Samples (n=2657) including 1155 of fresh feces, 1236 from rectal swab, 110 of feed, 108 of water and 48 of carcass swab were collected between October 2012 and March 2017 from 18 cattle farms and 1 cattle slaughterhouse in China (Tacheng, Bole, Yili, Wujiaqu, Changji, Wulumuqi and Aksu in Xinjiang). Details about these samples are shown in Table 3.
Samples (feces/feed/water) each either 1 g or 1 ml were aseptically added to 9 ml of a trypticase soya broth (TSB) containing 20 mg/l of novobiocin and were incubated for 6-8 h at 37 °C. One rectal swab was transferred into a separate tube containing 2 ml of a nutrient broth and cultured at 37 °C for 24 h . One carcass swab was put into a stomacher bag and added with 500 ml of a modified trypticase soya broth containing 8 mg/l novobiocin. Each sponge was mixed in the stomacher bag for 2 min and incubated for 20 h at 37 °C . This was streaked out onto sorbitol MacConkey agar supplemented with 1 mg/l potassium tellurite and incubated for one day at 37 °C. One or more pale colonies were each picked as presumptive E. coli O157 per sample. The prevalence of E. coli O157:H7 was assessed via PCR (rfbE and fliC genes ) (Table 4). The positive isolates were each inoculated into separate TSB and incubated for one day at 37 °C, from which glycerol stock was made and then stored at -80 °C for further analyses.
Virulence analysis of isolates
Each E. coli O157:H7 isolate was characterized for the presence of virulence genes stx1 , stx2 , eae, hly  and tccP by PCR as previously described (Table 3).
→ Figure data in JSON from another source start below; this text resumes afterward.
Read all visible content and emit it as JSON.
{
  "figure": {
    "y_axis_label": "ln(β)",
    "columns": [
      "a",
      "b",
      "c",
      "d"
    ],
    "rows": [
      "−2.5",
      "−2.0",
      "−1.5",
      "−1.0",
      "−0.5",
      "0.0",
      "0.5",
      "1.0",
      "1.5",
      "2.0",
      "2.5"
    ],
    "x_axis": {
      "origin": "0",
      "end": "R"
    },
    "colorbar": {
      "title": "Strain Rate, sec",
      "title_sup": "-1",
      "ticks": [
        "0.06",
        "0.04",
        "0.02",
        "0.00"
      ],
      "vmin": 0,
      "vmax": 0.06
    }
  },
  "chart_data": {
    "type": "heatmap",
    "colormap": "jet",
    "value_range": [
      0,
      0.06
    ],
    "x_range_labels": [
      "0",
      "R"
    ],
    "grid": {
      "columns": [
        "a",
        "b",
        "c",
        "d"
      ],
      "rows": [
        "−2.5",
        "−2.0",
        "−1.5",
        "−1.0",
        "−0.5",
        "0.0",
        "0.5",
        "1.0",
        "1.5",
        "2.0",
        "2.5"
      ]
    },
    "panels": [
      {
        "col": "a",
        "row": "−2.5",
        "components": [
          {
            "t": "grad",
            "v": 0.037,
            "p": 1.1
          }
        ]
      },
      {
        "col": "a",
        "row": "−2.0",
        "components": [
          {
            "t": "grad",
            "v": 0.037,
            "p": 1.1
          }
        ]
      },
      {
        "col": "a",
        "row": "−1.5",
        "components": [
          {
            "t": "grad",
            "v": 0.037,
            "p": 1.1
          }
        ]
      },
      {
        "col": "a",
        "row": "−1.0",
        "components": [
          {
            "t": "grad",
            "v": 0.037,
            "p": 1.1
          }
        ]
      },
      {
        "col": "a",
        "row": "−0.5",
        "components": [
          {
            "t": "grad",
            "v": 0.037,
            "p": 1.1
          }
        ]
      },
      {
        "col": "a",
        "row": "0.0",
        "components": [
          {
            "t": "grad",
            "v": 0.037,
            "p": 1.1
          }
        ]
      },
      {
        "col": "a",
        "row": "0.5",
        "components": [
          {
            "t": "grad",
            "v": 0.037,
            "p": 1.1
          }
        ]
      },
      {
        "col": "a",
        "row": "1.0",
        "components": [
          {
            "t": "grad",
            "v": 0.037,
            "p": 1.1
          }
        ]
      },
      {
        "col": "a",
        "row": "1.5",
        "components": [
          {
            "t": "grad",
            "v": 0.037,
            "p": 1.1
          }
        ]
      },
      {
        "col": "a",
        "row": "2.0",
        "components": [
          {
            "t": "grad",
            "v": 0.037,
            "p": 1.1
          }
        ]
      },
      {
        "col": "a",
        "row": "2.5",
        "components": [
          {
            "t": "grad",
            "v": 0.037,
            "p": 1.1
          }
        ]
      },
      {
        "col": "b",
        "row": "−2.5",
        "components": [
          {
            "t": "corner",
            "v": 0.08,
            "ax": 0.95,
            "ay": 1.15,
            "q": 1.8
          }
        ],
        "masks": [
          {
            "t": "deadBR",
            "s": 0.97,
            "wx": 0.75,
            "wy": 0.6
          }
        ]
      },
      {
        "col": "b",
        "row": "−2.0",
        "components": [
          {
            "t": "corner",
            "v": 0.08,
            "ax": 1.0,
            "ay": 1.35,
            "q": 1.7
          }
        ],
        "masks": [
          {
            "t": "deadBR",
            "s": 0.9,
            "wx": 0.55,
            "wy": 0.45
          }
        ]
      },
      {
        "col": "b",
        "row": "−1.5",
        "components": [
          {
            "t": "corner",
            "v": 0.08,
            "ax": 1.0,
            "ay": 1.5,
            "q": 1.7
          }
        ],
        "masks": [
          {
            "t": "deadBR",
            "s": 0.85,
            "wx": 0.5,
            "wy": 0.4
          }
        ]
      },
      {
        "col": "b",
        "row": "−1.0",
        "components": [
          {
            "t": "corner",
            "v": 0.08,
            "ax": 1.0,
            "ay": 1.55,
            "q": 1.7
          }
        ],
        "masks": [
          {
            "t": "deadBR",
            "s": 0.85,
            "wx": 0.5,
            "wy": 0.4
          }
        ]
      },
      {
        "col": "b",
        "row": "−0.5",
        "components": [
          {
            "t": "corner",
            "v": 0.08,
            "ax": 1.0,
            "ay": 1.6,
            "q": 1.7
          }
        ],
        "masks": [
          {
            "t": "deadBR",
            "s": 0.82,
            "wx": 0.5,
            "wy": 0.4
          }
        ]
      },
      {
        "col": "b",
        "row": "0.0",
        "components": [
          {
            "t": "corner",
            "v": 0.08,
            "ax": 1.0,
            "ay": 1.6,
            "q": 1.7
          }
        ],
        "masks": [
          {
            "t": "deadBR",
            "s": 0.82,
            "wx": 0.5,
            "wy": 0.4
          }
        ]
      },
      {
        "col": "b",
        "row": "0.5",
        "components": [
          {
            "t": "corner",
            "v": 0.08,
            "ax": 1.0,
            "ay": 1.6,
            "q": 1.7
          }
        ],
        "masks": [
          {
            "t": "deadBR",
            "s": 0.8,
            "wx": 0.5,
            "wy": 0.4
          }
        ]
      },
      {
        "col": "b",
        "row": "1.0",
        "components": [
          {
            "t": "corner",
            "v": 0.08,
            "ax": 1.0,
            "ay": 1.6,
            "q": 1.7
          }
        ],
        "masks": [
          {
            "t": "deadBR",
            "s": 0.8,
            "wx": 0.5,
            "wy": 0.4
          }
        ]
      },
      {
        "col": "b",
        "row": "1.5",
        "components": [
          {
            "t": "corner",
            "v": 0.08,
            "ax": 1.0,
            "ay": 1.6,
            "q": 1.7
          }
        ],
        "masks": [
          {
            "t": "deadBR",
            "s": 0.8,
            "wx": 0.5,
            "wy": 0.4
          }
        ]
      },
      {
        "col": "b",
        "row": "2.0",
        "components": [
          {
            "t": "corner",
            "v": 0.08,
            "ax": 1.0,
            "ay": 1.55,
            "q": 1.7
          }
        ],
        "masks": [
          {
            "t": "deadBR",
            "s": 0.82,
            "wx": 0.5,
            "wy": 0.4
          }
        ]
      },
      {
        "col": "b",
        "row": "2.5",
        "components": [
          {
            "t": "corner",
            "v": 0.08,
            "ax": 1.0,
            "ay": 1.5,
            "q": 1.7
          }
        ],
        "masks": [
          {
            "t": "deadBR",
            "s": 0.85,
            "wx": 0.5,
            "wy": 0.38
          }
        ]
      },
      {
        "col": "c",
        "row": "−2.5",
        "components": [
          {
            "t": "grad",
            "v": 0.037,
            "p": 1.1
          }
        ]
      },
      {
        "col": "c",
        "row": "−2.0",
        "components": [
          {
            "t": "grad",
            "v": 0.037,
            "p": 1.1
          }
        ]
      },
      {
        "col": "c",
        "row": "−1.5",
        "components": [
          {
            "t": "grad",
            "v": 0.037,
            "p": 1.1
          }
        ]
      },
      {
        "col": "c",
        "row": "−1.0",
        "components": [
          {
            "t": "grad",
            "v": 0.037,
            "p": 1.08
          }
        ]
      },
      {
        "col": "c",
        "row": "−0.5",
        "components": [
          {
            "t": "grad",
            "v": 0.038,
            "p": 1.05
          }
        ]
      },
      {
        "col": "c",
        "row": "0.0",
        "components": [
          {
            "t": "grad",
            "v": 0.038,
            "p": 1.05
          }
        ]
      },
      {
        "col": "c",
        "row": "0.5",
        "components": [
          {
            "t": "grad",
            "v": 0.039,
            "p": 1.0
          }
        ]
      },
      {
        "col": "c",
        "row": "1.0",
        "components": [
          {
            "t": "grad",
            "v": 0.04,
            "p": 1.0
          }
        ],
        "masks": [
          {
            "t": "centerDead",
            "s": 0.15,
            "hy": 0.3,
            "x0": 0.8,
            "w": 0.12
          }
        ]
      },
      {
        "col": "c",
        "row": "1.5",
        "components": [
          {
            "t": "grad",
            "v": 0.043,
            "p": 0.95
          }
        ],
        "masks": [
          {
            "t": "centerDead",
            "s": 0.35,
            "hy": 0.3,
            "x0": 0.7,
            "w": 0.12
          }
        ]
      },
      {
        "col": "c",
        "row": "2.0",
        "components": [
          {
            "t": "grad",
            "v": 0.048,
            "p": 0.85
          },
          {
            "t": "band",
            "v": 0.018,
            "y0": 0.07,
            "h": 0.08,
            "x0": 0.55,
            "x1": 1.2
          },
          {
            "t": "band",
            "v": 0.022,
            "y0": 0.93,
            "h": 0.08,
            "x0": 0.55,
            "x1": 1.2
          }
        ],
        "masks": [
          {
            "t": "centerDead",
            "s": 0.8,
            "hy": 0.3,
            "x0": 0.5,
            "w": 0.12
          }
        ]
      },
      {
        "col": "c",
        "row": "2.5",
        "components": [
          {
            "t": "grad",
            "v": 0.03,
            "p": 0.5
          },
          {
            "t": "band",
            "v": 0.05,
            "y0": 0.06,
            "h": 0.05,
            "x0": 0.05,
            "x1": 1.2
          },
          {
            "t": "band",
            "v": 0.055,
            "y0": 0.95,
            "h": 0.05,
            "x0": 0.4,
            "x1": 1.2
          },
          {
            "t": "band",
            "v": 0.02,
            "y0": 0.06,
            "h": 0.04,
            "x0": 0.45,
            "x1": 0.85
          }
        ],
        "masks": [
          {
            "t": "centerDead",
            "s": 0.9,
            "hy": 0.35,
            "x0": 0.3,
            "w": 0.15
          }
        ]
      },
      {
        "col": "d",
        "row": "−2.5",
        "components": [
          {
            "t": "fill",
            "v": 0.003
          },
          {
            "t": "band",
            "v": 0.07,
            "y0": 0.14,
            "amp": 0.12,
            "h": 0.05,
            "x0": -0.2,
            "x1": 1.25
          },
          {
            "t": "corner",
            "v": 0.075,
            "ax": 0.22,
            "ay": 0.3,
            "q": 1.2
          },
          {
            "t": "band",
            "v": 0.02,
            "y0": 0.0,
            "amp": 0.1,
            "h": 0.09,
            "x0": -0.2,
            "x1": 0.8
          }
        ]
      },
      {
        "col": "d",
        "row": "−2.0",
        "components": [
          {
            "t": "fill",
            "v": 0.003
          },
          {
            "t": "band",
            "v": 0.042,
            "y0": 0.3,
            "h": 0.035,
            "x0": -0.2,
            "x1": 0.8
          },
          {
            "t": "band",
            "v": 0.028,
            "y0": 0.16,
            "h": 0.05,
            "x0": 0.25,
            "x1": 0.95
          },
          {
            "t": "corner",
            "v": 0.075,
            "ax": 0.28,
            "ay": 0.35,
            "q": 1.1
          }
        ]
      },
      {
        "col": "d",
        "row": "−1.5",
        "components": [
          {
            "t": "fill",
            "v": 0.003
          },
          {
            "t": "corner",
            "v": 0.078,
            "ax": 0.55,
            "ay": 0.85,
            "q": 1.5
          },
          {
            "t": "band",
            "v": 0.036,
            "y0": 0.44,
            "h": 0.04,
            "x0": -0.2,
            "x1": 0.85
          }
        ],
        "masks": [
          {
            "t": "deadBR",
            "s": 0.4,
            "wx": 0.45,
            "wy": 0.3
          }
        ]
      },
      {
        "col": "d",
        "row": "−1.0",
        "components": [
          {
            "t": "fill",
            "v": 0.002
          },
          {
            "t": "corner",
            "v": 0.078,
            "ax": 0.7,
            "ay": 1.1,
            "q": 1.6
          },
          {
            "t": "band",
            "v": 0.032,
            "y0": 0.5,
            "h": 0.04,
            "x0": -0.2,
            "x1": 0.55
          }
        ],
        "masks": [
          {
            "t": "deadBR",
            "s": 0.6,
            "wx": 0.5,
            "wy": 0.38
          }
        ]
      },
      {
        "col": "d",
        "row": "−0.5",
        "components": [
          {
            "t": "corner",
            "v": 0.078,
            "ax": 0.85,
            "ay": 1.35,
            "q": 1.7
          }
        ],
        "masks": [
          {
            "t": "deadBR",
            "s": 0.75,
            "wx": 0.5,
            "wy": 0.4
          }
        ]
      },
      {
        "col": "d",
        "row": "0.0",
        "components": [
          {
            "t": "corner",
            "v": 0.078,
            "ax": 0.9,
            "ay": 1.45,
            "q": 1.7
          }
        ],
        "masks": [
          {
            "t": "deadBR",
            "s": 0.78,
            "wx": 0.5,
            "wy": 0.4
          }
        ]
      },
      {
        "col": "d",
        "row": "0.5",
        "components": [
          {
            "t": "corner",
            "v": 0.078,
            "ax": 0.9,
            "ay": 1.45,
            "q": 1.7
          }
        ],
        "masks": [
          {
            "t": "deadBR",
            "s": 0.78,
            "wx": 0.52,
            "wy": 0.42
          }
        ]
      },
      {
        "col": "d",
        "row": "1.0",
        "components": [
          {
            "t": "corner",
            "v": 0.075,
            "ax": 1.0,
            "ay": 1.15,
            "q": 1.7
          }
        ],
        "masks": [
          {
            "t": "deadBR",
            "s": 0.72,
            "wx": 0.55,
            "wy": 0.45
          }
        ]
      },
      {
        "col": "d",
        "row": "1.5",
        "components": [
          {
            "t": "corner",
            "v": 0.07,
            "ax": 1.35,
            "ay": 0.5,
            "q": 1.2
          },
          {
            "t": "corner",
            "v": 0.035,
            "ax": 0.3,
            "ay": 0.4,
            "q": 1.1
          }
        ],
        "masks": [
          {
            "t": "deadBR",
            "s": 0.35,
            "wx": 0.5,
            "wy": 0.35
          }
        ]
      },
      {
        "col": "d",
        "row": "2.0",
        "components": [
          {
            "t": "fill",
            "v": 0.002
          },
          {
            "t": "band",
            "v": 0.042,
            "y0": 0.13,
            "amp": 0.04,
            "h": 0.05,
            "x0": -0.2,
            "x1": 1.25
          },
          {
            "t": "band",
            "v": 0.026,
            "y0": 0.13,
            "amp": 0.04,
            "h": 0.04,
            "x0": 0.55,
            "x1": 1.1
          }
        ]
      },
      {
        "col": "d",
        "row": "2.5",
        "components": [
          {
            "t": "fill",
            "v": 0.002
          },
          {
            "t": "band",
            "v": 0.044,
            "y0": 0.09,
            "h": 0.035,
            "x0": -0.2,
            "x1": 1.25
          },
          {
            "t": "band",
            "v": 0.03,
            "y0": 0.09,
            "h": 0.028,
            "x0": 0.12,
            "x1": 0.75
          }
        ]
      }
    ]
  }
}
Antimicrobial susceptibility tests
The isolates were tested for the susceptibility to antibiotics using the Kirby-Bauer disc diffusion technique. The antibiotic discs obtained from OXOID, UK, including ampicillin (AMP), piperacillin (PIP), cefotaxime (CTX), ceftazidime (CAZ), cefepime (FEP), aztreonam (ATM), ampicillin-sulbactam (SAM), piperacillin- tazobactam (TZP), amoxicillin-clavulanic acid (AMC), gentamicin (GEN), amikacin (AMI), streptomycin (STR), trimethoprim-sulfamethylisoxazole (SXT), chloramphenicol (CHL), levofloxacin (LEV), ciprofloxacin (CIP), tetracycline (TET), and polymyxin B (PB) . E. coli ATCC25922 was used as a quality control strain in the susceptibility tests. The ESBLs-producing isolates were determined by double-disk synergy tests according to CLSI .
Detection of antibiotic resistance genes
The following resistance determinants were investigated by PCR: blaCTX-M (the CTX-M-type genes were detected using universal primers CTX-M-U , and the entire CTX-M-type genes were amplified by using the primers CTX-M-1G , CTX-M-2G  or CTX-M-9G ), blaTEM , and blaSHV  which encode β-lactamases; chloramphenicol (cmlA1 ) efflux pumps; sulfonamide resistance gene (sul1 ); and the tetA , tetE , and tetG  tetracycline efflux pumps. Primer for the different genes are listed in (Table 4). Purified PCR products were sequenced. The DNA sequences and deduced amino acid sequences were compared with sequences reported in GenBank to confirm the subtypes of the β-lactamase genes.
Conjugation experiments and plasmid analysis
Conjugation was conducted with blaCTX-M-producing isolates by the filter method, using a sodium azide-resistant E. coli J53 as the recipient. Transconjugants were selected on Mac Conkey agar containing cefotaxime or ceftazidime (4 μg/ml) and sodium azide (200 μg/ml). ESBLs and antibiotic susceptibility were also tested in selected transconjugants, and the presence of bla genes was determined using PCR as described above. The resistance plasmids carried by transconjugants were typed by using PCR-based replicon typing .
All available isolates were referred for PFGE and analyzed according to some existing criteria . XbaI-digested chromosomal DNA of isolates was characterized by PFGE using the CHEF-MAPPER System (Bio-Rad Laboratories, Hercules, CA, USA). A Salmonella serotype Braenderup H9812 (ATCC BAA-664) was chosen as the molecular weight marker. Electrophoresis was run at 6.0 V/cm for 18.5 h with an angle of 120° at 14°C.